TikTok, YouTubers and tiny Timothee: When did the world get so young?
I am 31 years old and I have no idea what’s going on.
There was a time not so long ago when we were all young and relevant. Our days were filled with colour; our favourite bands were getting huge, Hollywood was interesting, politics was exciting, and every scrap of media seemed to be created just for us. It was easy to stay on top of things: who was who and why they mattered, which star was on the rise, why this film or that was important.
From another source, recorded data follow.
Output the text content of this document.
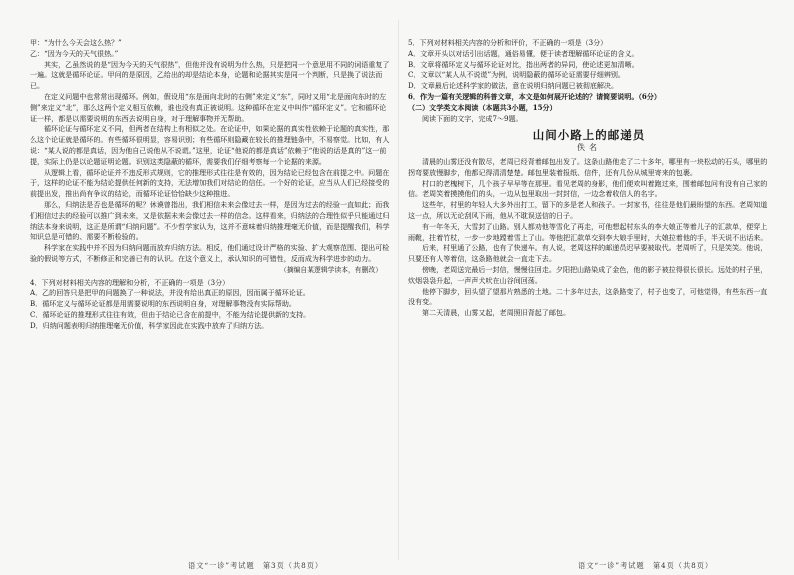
甲：“为什么今天会这么热？”

乙：“因为今天的天气很热。”

其实，乙虽然说的是“因为今天的天气很热”，但他并没有说明为什么热，只是把同一个意思用不同的词语重复了一遍。这就是循环论证。甲问的是原因，乙给出的却是结论本身，论题和论据其实是同一个判断，只是换了说法而已。

在定义问题中也常常出现循环。例如，假设用“东是面向北时的右侧”来定义“东”，同时又用“北是面向东时的左侧”来定义“北”，那么这两个定义相互依赖，谁也没有真正被说明。这种循环在定义中叫作“循环定义”。它和循环论证一样，都是以需要说明的东西去说明自身，对于理解事物并无帮助。

循环论证与循环定义不同，但两者在结构上有相似之处。在论证中，如果论据的真实性依赖于论题的真实性，那么这个论证就是循环的。有些循环很明显，容易识别；有些循环则隐藏在较长的推理链条中，不易察觉。比如，有人说：“某人说的都是真话，因为他自己说他从不说谎。”这里，论证“他说的都是真话”依赖于“他说的话是真的”这一前提，实际上仍是以论题证明论题。识别这类隐蔽的循环，需要我们仔细考察每一个论据的来源。

从逻辑上看，循环论证并不违反形式规则，它的推理形式往往是有效的，因为结论已经包含在前提之中。问题在于，这样的论证不能为结论提供任何新的支持，无法增加我们对结论的信任。一个好的论证，应当从人们已经接受的前提出发，推出尚有争议的结论，而循环论证恰恰缺少这种推进。

那么，归纳法是否也是循环的呢？休谟曾指出，我们相信未来会像过去一样，是因为过去的经验一直如此；而我们相信过去的经验可以推广到未来，又是依据未来会像过去一样的信念。这样看来，归纳法的合理性似乎只能通过归纳法本身来说明，这正是所谓“归纳问题”。不少哲学家认为，这并不意味着归纳推理毫无价值，而是提醒我们，科学知识总是可错的、需要不断检验的。

科学家在实践中并不因为归纳问题而放弃归纳方法。相反，他们通过设计严格的实验、扩大观察范围、提出可检验的假说等方式，不断修正和完善已有的认识。在这个意义上，承认知识的可错性，反而成为科学进步的动力。

（摘编自某逻辑学读本，有删改）

4．下列对材料相关内容的理解和分析，不正确的一项是（3分）

A．乙的回答只是把甲的问题换了一种说法，并没有给出真正的原因，因而属于循环论证。

B．循环定义与循环论证都是用需要说明的东西说明自身，对理解事物没有实际帮助。

C．循环论证的推理形式往往有效，但由于结论已含在前提中，不能为结论提供新的支持。

D．归纳问题表明归纳推理毫无价值，科学家因此在实践中放弃了归纳方法。

5．下列对材料相关内容的分析和评价，不正确的一项是（3分）

A．文章开头以对话引出话题，通俗易懂，便于读者理解循环论证的含义。

B．文章将循环定义与循环论证对比，指出两者的异同，使论述更加清晰。

C．文章以“某人从不说谎”为例，说明隐蔽的循环论证需要仔细辨别。

D．文章最后论述科学家的做法，意在说明归纳问题已被彻底解决。

6．作为一篇有关逻辑的科普文章，本文是如何展开论述的？请简要说明。（6分）

（二）文学类文本阅读（本题共3小题，15分）

阅读下面的文字，完成7～9题。

山间小路上的邮递员
佚名

清晨的山雾还没有散尽，老周已经背着邮包出发了。这条山路他走了二十多年，哪里有一块松动的石头，哪里的拐弯要放慢脚步，他都记得清清楚楚。邮包里装着报纸、信件，还有几份从城里寄来的包裹。

村口的老槐树下，几个孩子早早等在那里。看见老周的身影，他们便欢叫着跑过来，围着邮包问有没有自己家的信。老周笑着摸摸他们的头，一边从包里取出一封封信，一边念着收信人的名字。

这些年，村里的年轻人大多外出打工，留下的多是老人和孩子。一封家书，往往是他们最盼望的东西。老周知道这一点，所以无论刮风下雨，他从不耽误送信的日子。

有一年冬天，大雪封了山路。别人都劝他等雪化了再走，可他想起村东头的李大娘正等着儿子的汇款单，便穿上雨靴，拄着竹杖，一步一步地蹚着雪上了山。等他把汇款单交到李大娘手里时，大娘拉着他的手，半天说不出话来。

后来，村里通了公路，也有了快递车。有人说，老周这样的邮递员迟早要被取代。老周听了，只是笑笑。他说，只要还有人等着信，这条路他就会一直走下去。

傍晚，老周送完最后一封信，慢慢往回走。夕阳把山路染成了金色，他的影子被拉得很长很长。远处的村子里，炊烟袅袅升起，一声声犬吠在山谷间回荡。

他停下脚步，回头望了望那片熟悉的土地。二十多年过去，这条路变了，村子也变了，可他觉得，有些东西一直没有变。

第二天清晨，山雾又起，老周照旧背起了邮包。

语文“一诊”考试题　第3页（共8页）	语文“一诊”考试题　第4页（共8页）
We understood the domino effect of media and its wider cultural impacts — how popular culture shaped the world around us.
From left, Euphoria, low-rise jeans and Timothee Chalamet have left a 31-year-old feeling out of touch.Credit: Getty Images
Meanwhile, the age brackets above us grumbled about kids these days, complained of society’s rapid decline, and were convinced that theirs was the last generation to experience the good old days. Everyone thereafter was doomed. We rolled our eyes hard enough to risk hernias. They just didn’t get it.
But time makes us foolish in ways we never knew it could. I don’t care about the line between my eyebrows, or that my left knee sometimes makes a weird crunching sound, or that my favourite Friday nights are spent not spinning circles and looking for trouble, but slathered in a face mask in front of a gruesome documentary.
Low-rise jeans and skinny eyebrows are back. Shows about high school drama are winning awards. The latest heartthrob to launch a million adolescents into puberty, Timothee Chalamet, looks like a tiny child to me. My 24-year-old colleague spams me with little videos filled with the kind of deranged humour that only makes sense in a fever dream. A slightly younger guy I’ve been seeing sometimes replies to my messages with one word: “Based.” I don’t know what it means and I have too much pride to look it up.
As icons of my time fade – Britney Spears’ off-putting social media presence, Taylor Swift is more product than performer, Rihanna just had a baby – they are replaced with new ones. When I scroll through red carpet photos for some relief during a boring meeting, I realise that I have no idea who these people are. When did YouTuber become a career path? Is Nickelodeon still around? What the hell is Bachelor in Paradise and why is so much of my feed talking about it?
Media and technology move fast. Viral memes and trends last two weeks at best, and then they’re just embarrassing. Your toddler will take to an iPad more easily than your grandparents, and as I get so frustrated trying to make a TikTok that I throw my phone across the room, I know that it’s official: I am no longer the new kid on the block.
It could be enraging, this familiar landscape suddenly full of unfamiliar faces. It could be an unwelcome confrontation that I, personally, am no longer the centre of the universe. Somehow, I resist the urge to respond to a news article about a celebrity I don’t recognise with “WHO CARES?” minus one or two expletives (others are not so self-contained).
Before I settle into melancholy at the ennui of irrelevance and the unstoppable march of ageing, however, I realise it’s not all bad. This distance isn’t a disconnect; it’s just perspective. I used to see the trees, and now I see a forest.
How the opulence of celebrity reflects a wider wealth disparity.
How the changing trends of women’s bodies is less about my personal imperfections and more about eternally recycled misogyny.
How most art isn’t for entertainment, but for profit.
How politics is a popularity contest and that it takes concentration to see through the photo-ops and understand the policies hidden under press releases — I can do that now, because the squawking Twitter spats and roar of tabloid culture has been reduced to white noise.
Millennials were once simultaneously the butt of every joke and expected to change things: end racism, reverse climate change, usher in a new age of expansive and accepting politics. We got bogged down in the minutiae of Kardashian antics, social media algorithms, and cognitive behaviour therapy for our collective trauma, but I like to think we pushed the needle a little. Now it’s Gen Z’s turn.
I watch them not with envy, but with affection. They’re having fun. They’re making stupid videos, wearing stupid outfits, getting stupid haircuts, and doing everything we couldn’t: refuting gender norms and misogyny, boycotting products and projects that misalign with their values, trying with all the energy of youth to hold our leaders accountable.
They’re figuring things out. Their knees don’t crunch. They know what “Based” means. One day much sooner than they think, they’ll be 31 and sighing with relief, too, because a little ignorance is often a lot of bliss.